- Born: 1903
- Died: 1999 (aged 95–96)
- Branch: United States Army Women's Army Corps; ;
- Service years: 1942-1946
- Rank: Captain
- Unit: Allied Force Headquarters Supreme Headquarters Allied Expeditionary Force
- Conflicts: World War II
- Alma mater: University of Maine
- Other work: United States Atomic Energy Commission

= Mattie Pinette =

Mattie Pinette (1903-1999) graduated from the University of Maine and worked as a secretary for the National Bureau of Standards and the Civil Aeronautics Administration in Washington, DC.

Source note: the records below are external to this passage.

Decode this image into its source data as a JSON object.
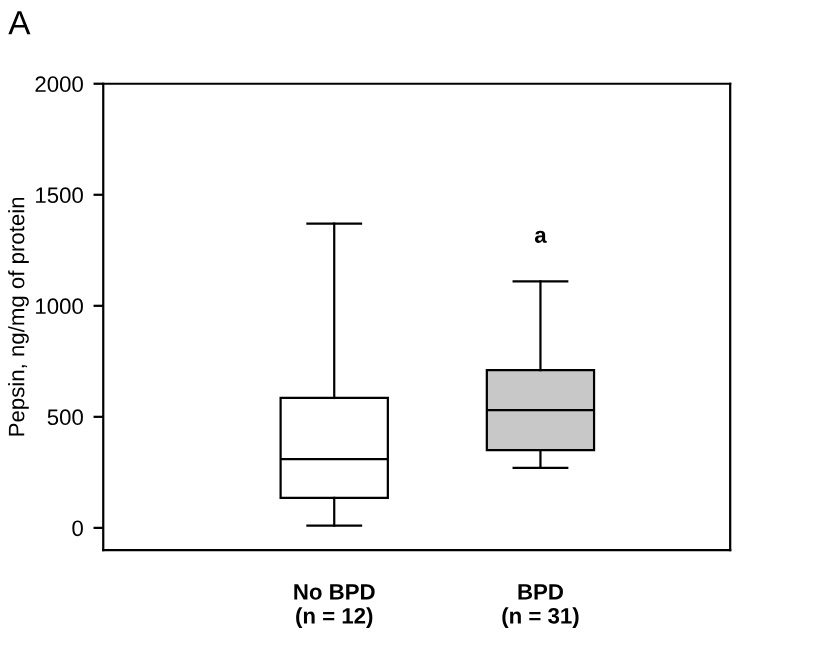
{
  "chart_data": {
    "type": "box",
    "ylabel": "Pepsin, ng/mg of protein",
    "categories": [
      "No BPD\n(n = 12)",
      "BPD\n(n = 31)"
    ],
    "boxes": [
      {
        "low": 10,
        "q1": 135,
        "median": 310,
        "q3": 585,
        "high": 1370
      },
      {
        "low": 270,
        "q1": 350,
        "median": 530,
        "q3": 710,
        "high": 1110
      }
    ],
    "colors": [
      "#ffffff",
      "#c8c8c8"
    ],
    "ylim": [
      -100,
      2000
    ],
    "yticks": [
      0,
      500,
      1000,
      1500,
      2000
    ],
    "grid": false,
    "annotations": [
      "A",
      "a"
    ]
  }
}
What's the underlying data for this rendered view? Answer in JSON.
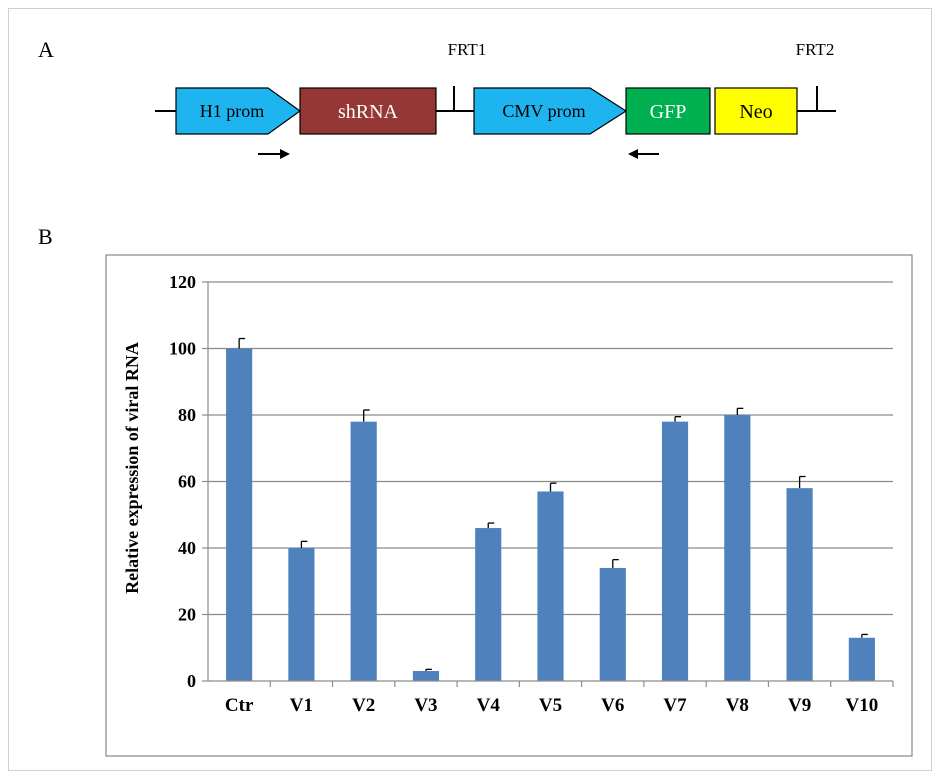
{
  "panel_a": {
    "label": "A",
    "frt1": "FRT1",
    "frt2": "FRT2",
    "elements": {
      "h1_prom": {
        "label": "H1 prom",
        "color": "#1eb4ef"
      },
      "shrna": {
        "label": "shRNA",
        "color": "#953735"
      },
      "cmv_prom": {
        "label": "CMV prom",
        "color": "#1eb4ef"
      },
      "gfp": {
        "label": "GFP",
        "color": "#00b050"
      },
      "neo": {
        "label": "Neo",
        "color": "#ffff00"
      }
    }
  },
  "panel_b": {
    "label": "B"
  },
  "chart_data": {
    "type": "bar",
    "categories": [
      "Ctr",
      "V1",
      "V2",
      "V3",
      "V4",
      "V5",
      "V6",
      "V7",
      "V8",
      "V9",
      "V10"
    ],
    "series": [
      {
        "values": [
          100,
          40,
          78,
          3,
          46,
          57,
          34,
          78,
          80,
          58,
          13
        ],
        "errors": [
          3,
          2,
          3.5,
          0.5,
          1.5,
          2.5,
          2.5,
          1.5,
          2,
          3.5,
          1
        ]
      }
    ],
    "ylabel": "Relative expression of viral RNA",
    "ylim": [
      0,
      120
    ],
    "yticks": [
      0,
      20,
      40,
      60,
      80,
      100,
      120
    ],
    "grid": true,
    "bar_color": "#4f81bd"
  }
}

In 1942 she joined the Women's Army Corps (United States Army) (WAC) and was assigned to Allied Force Headquarters (AFHQ) in North Africa. On her way to Africa the British troop ship on which she was sailing, the Strathalan, was torpedoed by a German submarine. Pinette and several other WACs spent ten hours in a lifeboat before being rescued. At AFHQ Pinette worked for Robert McClure, head of the psychological warfare office, and also assisted the U.S. delegation to the Casablanca Conference. She was later assigned to the personal staff of Dwight D. Eisenhower and served as one of his secretaries in England. She was present at his headquarters on D-Day and compiled a detailed account of the events surrounding the invasion. After the liberation of France, Pinette, who was fluent in French, was assigned to the staff of Major General John Taylor Lewis, who was head of the Supreme Headquarters Allied Expeditionary Force (SHAEF) mission to the French government.

After the end of the war she traveled to Palestine and Greece with U.S. diplomats to study local conditions. In 1946 she resigned from the Army and became a personnel officer at the United States Atomic Energy Commission, from which she retired in 1964. In later years she was active in the American Association of University Women.